Laughter and hospice
By Fran Moore, PT
The sound coming from the patient’s room in the otherwise peaceful hospice unit caused nurses and others to pop their heads in and make sure that everything was okay. The sound was the sound of side-splitting laughter of the patient’s visitors as she told stories that kept everybody in stitches. I was lucky enough to be among the audience – a visiting physical therapist who was charged with the task of keeping the patient moving to help maximize her quality of life in her final months. But the patient was in command of her attentive audience.
I had such a good time during that session that I wondered if I actually did my job! Well, the patient did do some exercising and walking between her stories, and I was able to show her family how to safely stand by to assist her as she got out of bed. Oh, and did I mention that she was blind? And that she lost her vision at around the same time she lost her husband of 50 years? In fact, she had so many losses in her long life, which would be ending soon, that I wondered how it was possible that she was still able to laugh – and to make others laugh at this fragile time in her life. I guess it was just her nature, or maybe she just decided to choose happiness and joy as she looked back on her rich, but not always easy, life.
But she wasn’t the only hospice patient that I’ve laughed with. In fact, life can be a funny thing when you don’t take yourself too seriously. Of course, I’m speaking for myself.

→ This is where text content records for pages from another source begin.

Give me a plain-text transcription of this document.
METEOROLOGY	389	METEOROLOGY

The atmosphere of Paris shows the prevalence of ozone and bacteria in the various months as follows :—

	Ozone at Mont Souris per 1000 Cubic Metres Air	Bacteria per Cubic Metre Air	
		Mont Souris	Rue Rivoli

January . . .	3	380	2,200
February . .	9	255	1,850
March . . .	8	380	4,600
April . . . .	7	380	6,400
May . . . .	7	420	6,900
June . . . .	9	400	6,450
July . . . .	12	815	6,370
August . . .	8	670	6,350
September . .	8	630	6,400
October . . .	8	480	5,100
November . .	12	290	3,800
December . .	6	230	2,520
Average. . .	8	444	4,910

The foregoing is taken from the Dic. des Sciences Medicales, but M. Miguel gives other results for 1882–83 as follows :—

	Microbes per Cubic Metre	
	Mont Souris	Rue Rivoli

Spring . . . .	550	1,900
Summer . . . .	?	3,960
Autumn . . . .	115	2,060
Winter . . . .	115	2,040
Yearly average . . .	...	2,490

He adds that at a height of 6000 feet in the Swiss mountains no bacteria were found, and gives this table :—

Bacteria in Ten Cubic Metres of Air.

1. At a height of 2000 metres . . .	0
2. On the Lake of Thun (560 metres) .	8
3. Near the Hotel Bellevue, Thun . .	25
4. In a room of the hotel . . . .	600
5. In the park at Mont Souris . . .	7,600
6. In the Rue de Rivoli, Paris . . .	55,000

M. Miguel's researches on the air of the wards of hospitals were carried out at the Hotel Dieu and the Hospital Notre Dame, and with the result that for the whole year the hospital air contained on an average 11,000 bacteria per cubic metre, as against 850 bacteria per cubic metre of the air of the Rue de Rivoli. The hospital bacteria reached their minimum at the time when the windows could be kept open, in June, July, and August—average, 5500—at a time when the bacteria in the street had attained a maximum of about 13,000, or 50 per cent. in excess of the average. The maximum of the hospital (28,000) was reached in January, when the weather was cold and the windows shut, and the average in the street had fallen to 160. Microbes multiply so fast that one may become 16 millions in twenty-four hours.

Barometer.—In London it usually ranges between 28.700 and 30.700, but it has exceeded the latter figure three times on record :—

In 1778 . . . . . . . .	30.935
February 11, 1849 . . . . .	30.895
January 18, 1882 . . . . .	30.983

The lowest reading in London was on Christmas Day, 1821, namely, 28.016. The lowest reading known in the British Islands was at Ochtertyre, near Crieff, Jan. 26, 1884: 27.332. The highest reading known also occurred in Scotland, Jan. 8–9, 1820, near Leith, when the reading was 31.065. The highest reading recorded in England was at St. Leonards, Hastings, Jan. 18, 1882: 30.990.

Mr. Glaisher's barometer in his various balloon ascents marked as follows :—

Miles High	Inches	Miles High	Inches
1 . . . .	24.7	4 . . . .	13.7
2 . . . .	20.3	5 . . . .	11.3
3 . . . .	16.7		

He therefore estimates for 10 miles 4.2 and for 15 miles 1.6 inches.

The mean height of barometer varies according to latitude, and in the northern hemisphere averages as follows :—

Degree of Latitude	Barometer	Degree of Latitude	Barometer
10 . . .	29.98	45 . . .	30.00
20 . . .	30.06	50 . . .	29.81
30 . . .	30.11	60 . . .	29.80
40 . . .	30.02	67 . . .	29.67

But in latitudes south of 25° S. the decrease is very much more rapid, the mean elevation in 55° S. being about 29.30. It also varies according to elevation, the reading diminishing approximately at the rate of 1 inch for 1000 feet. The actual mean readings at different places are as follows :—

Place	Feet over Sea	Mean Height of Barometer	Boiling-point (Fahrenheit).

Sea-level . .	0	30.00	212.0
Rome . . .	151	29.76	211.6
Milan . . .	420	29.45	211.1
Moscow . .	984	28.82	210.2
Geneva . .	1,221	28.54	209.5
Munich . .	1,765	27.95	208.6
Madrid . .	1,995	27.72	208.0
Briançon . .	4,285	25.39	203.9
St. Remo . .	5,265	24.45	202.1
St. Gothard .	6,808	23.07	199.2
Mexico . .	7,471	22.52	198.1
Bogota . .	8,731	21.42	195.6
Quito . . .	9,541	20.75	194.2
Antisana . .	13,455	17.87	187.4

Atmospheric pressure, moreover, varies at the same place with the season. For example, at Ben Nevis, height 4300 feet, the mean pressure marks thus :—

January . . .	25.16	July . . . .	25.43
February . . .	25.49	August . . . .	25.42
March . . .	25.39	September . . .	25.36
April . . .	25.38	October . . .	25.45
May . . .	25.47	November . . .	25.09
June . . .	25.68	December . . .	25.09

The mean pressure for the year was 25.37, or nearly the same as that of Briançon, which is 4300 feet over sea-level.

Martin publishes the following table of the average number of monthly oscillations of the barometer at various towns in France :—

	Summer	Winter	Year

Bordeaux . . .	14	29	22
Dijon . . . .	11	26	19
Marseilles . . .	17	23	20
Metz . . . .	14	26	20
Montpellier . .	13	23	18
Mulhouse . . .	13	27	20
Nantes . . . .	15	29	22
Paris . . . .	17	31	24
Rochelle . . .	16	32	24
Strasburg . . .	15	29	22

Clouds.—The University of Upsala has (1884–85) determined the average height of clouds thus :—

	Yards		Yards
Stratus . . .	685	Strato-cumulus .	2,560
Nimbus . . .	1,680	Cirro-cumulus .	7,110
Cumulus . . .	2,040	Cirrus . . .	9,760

The late humorist and Pulitzer Prize-winning columnist, Art Buchwald, wrote about his hospice experience in a book, “Too Soon to Say Goodbye.” He said that when his friends first visited him in the inpatient hospice unit, they didn’t know how to behave. They wondered “…was there a hospice etiquette?” His friends soon relaxed and took their cues from the guy who was syndicated for humorously reporting on the foibles of the rich and famous and of life’s crazy situations. He said of his friends who were visiting, “The thing that they say makes them the happiest is that we can still laugh together.” Art Buchwald left us a legacy of laughter.
Let’s face it, though. Hospice life isn’t always a bowl of cherries for patients and those caring for them. Emotions are raw and often complicated. And this may be the last opportunity for patients and caregivers to savor those emotions. Lord knows, I’ve cried with almost as many patients as I’ve laughed with. And they haven’t refused my subsequent visits after I did.
Yet, some of my best experiences as a physical therapist are when I’m able to share joyful laughter with individuals who are at the end of their lives. Whether we laugh about stories from the past, or how we humans get so caught up in things that don’t really matter, laughter is a gift that I’m happy to share.
So, if you’re a caregiver or a visitor or even a long-lost friend of someone on hospice, leave your armor at the door. Allow your friend or patient or loved one to share his emotions. And don’t be afraid to laugh.